Slackware Security Update: PHP/PEAR

New PHP packages are available for Slackware 8.1, 9.0, 9.1, 10.0, 10.1, and -current to fix a security issue with the PEAR XML_RPC class that allows a remote attacker to run arbitrary PHP code. Sites that make use of this PHP library should upgrade to the new PHP package right away, or may instead upgrade the XML_RPC PEAR class with the following command:

pear upgrade XML_RPC

More details about this issue may be found in the Common Vulnerabilities and Exposures (CVE) database:

http://cve.mitre.org/cgi-bin/cvename.cgi?name=CAN-2005-1921

Details from the Slackware-current changelog:

+————————–+
php-4.4.0-i486-1.tgz: Upgraded to php-4.4.0.
This new PHP package fixes a PEAR XML_RPC vulnerability.

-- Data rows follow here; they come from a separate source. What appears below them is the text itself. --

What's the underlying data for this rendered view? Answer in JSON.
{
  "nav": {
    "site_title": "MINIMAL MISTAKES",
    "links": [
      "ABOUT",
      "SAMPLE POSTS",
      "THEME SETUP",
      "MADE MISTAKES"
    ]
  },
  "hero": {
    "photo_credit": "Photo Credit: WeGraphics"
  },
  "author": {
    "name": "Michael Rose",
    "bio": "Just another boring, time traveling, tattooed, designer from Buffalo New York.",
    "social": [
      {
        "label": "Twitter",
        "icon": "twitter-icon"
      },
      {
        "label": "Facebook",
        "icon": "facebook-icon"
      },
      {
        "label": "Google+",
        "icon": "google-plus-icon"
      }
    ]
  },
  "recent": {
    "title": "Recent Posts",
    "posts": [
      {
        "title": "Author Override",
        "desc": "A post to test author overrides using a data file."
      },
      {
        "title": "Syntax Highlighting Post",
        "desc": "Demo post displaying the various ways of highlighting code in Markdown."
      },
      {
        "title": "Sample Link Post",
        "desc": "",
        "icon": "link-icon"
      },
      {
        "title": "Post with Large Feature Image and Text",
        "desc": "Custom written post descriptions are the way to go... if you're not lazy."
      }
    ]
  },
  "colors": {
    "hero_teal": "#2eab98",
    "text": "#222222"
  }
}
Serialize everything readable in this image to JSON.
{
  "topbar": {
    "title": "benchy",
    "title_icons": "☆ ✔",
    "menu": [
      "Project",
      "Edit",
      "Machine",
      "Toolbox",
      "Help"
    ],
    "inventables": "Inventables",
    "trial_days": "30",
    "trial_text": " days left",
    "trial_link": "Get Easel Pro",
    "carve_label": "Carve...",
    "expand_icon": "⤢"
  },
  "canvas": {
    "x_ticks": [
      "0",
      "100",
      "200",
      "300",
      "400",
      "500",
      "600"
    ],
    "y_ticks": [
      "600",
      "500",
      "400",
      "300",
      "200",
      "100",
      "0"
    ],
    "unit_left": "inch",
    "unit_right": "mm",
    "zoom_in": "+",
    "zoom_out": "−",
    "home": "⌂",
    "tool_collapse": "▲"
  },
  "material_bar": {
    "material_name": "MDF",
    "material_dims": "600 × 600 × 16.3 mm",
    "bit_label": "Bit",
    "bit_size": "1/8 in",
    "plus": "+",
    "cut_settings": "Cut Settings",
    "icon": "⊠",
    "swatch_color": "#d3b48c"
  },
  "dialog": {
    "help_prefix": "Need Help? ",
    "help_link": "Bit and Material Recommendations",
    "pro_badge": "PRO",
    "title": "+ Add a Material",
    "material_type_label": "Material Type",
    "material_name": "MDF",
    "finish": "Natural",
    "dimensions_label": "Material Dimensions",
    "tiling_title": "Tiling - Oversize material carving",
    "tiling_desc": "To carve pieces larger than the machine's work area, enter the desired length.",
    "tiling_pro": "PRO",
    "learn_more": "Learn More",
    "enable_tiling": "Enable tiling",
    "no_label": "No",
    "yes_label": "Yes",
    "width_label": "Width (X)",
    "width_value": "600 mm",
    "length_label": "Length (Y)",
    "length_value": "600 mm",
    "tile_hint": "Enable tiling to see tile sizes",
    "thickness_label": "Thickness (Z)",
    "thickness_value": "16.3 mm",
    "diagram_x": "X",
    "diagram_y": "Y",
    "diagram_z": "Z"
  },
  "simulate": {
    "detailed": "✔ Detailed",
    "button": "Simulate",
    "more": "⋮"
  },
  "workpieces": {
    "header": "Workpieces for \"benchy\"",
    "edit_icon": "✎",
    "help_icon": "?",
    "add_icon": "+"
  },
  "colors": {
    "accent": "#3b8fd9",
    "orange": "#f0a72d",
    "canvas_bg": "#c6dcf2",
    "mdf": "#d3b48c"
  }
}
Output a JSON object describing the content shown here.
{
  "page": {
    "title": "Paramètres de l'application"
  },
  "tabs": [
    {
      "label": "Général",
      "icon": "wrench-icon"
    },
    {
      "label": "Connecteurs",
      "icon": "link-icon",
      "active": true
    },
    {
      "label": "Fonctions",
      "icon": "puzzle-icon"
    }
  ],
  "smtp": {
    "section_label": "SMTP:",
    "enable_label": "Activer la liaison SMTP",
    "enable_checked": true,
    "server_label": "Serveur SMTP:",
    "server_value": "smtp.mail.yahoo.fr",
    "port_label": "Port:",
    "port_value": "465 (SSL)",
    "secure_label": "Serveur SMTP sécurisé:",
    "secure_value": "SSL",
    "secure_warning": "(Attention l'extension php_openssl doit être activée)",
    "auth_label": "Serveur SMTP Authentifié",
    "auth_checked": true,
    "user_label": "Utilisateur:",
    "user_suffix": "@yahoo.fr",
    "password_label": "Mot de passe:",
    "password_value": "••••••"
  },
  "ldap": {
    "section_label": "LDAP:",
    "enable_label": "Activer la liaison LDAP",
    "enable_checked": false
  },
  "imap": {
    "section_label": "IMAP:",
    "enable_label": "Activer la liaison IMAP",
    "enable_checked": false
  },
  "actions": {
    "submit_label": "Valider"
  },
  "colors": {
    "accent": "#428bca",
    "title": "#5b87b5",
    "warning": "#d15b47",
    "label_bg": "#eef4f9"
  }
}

Sites that use this PEAR class should upgrade to the new PHP package, or as a minimal fix may instead upgrade the XML_RPC PEAR class with the following command:
pear upgrade XML_RPC
(* Security fix *)
+————————–+

Update: There’s been a mistake in the build for 8.1, 9.0 and 9.1. Details are as follows:

Sorry folks, I mistakenly used a build template that was too new to build the first round of PHP packages for Slackware 8.1, 9.0, and 9.1, which tried to place the module in /usr/libexec/apache (older versions of Slackware use /usr/libexec instead), and tried to link to incorrect libraries and features. These packages have been replaced with working ones. The packages for 10.0, 10.1, and -current were OK.